Bei Schleifkommutierung wiederum kommt es zu Schwingungen, die aus dem System Feder-Kohlebürste beim Übergang von Lamelle zu Lamelle entstehen. Ebenso können Schwingungen dadurch generiert werden, dass die Bürste zu Schwingungen über unterschiedliche Reibwerte und damit Reibkräfte auf dem Kollektor angeregt wird, ähnlich wie bei einem Geigenbogen, der über die Saite streicht. Dies macht sich durch Pfeifgeräusche im Bereich 3 bis 10 kHz bemerkbar.
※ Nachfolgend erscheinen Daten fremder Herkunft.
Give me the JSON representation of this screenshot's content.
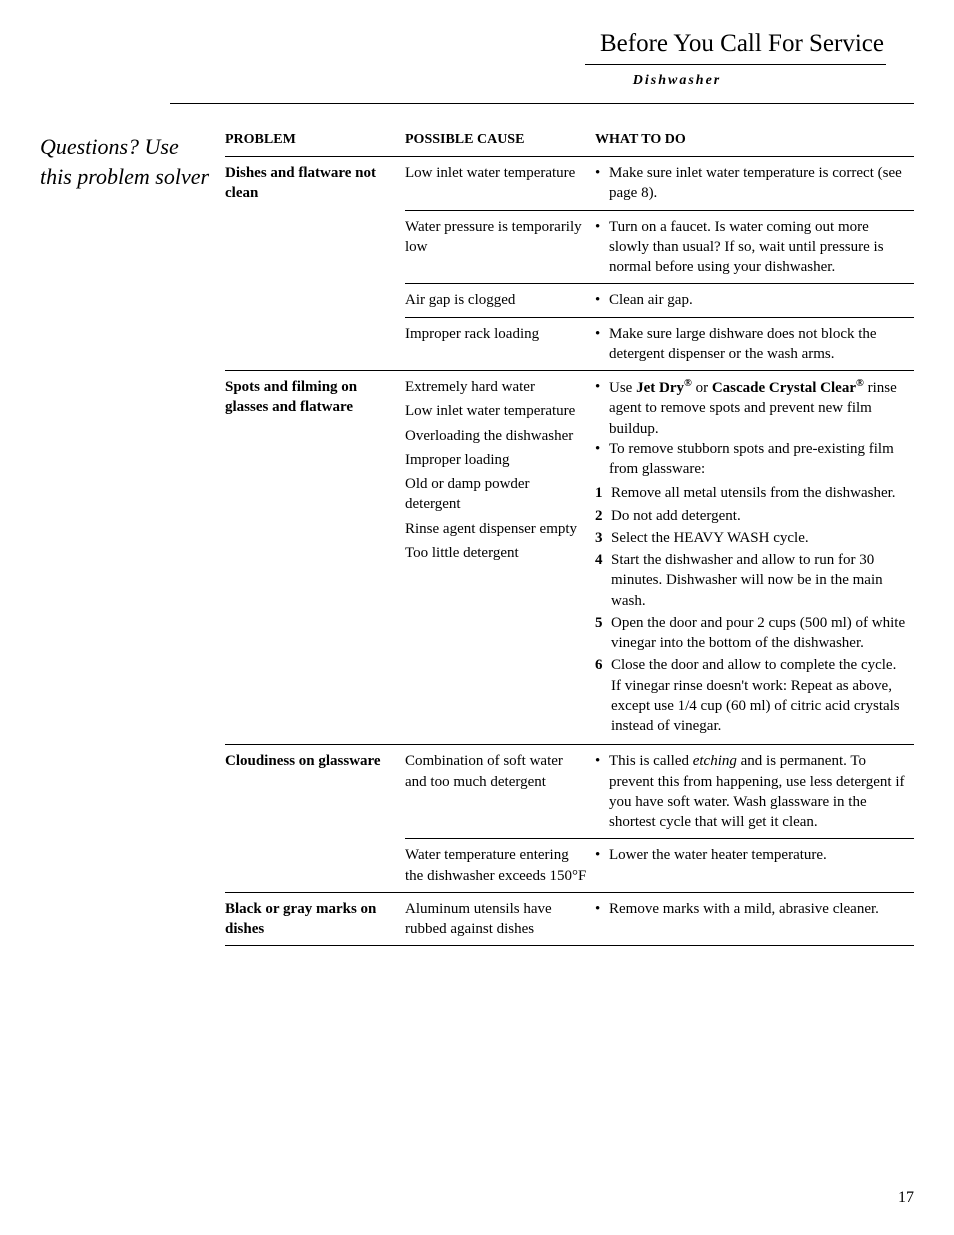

Zweite Ursache für die Vibrationsanregung: Die mechanisch erzeugten Schwingungen. Diese Art der Anregung durch Unwucht im Läufer oder nicht vollständig symmetrische Lagerung ist eine weitere Quelle für Störungen. Gleitlager können bei intermittierender mechanischer Berührung von Welle und Lauffläche Geräusche verursachen. Dies gilt vor allem bei Anlauf, zu großer Radialkraft, unrunder Welle bzw. Lagerbuchse und Schiefstand der Welle. Die Folge der Berührungen sind Schwingungen mit sehr vielen Frequenzen im Hörbereich, bei denen vor allem die Drehfrequenz und deren Vielfache besonders stark hervortreten.
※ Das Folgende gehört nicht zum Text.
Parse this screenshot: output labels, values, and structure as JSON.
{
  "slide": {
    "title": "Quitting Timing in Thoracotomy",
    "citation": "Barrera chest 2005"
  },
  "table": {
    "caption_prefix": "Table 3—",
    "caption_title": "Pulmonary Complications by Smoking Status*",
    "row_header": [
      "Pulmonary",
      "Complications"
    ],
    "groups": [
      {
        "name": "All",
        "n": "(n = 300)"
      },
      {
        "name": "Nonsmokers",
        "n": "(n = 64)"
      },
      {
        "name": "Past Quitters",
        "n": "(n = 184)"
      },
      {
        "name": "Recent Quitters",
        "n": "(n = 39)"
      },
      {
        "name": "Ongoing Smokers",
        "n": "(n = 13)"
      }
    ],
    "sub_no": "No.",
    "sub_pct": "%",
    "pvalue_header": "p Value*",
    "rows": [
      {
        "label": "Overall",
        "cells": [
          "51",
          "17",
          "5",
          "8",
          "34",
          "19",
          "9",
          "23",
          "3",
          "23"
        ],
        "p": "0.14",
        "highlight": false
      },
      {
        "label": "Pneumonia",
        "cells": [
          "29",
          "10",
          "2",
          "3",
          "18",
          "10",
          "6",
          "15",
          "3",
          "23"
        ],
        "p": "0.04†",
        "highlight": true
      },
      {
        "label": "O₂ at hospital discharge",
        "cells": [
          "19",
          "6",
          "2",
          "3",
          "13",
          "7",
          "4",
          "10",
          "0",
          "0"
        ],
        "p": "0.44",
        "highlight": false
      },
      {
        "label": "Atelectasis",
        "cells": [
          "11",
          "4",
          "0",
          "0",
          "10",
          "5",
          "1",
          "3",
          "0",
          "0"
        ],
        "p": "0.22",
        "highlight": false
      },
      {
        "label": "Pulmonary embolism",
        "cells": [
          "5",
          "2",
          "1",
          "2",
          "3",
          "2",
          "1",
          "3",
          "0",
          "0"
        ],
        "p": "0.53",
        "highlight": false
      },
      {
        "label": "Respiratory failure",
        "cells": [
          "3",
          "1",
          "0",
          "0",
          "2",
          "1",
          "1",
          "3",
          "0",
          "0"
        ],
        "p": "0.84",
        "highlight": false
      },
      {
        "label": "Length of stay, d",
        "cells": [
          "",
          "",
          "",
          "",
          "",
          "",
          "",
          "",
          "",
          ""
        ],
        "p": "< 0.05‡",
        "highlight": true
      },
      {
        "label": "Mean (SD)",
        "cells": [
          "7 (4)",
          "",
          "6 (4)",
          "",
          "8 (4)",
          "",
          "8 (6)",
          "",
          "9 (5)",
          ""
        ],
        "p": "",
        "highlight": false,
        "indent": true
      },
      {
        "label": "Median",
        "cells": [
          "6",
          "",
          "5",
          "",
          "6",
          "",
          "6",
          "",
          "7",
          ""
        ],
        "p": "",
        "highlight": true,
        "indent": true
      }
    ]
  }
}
Bei Kugellagern rollen Wälzkörper auf einem Innen- bzw. Außenring mit mechanischer Berührung ab. Bei idealer Lauffläche aller Partner entsteht ein breites Frequenzspektrum wegen elastischer Verformungen durch umlaufende Kräfte. Bei radialer Lagerluft, Schäden an den Oberflächen der Laufbahnen durch Fertigungsfehler oder Materialermüdung bzw. Überlastschäden können die Kugeln der idealen Laufbahn nicht mehr folgen. Bei manchen Drehzahlen laufen sie dann u.U. sogar im Gleichtakt auf einer Wellenlinie statt auf einer Kreisbahn, was zu selbsterregten Axialschwingungen des Lagerschildes führt. Unvermeidbare Unwucht im Rotor führt zwangsläufig durch die hohe Drehzahl von 10.000 bis 100.000 U/min bei Kleinstantrieben zu erheblichen Fliehkräften, d.h. zu umlaufenden Radialkräften. So ergeben sich größere oder kleinere radiale Auslenkungen der Lagerstelle, die sich auch als rütteln oder taumeln bemerkbar machen können und ebenfalls schwingungsanregend wirken.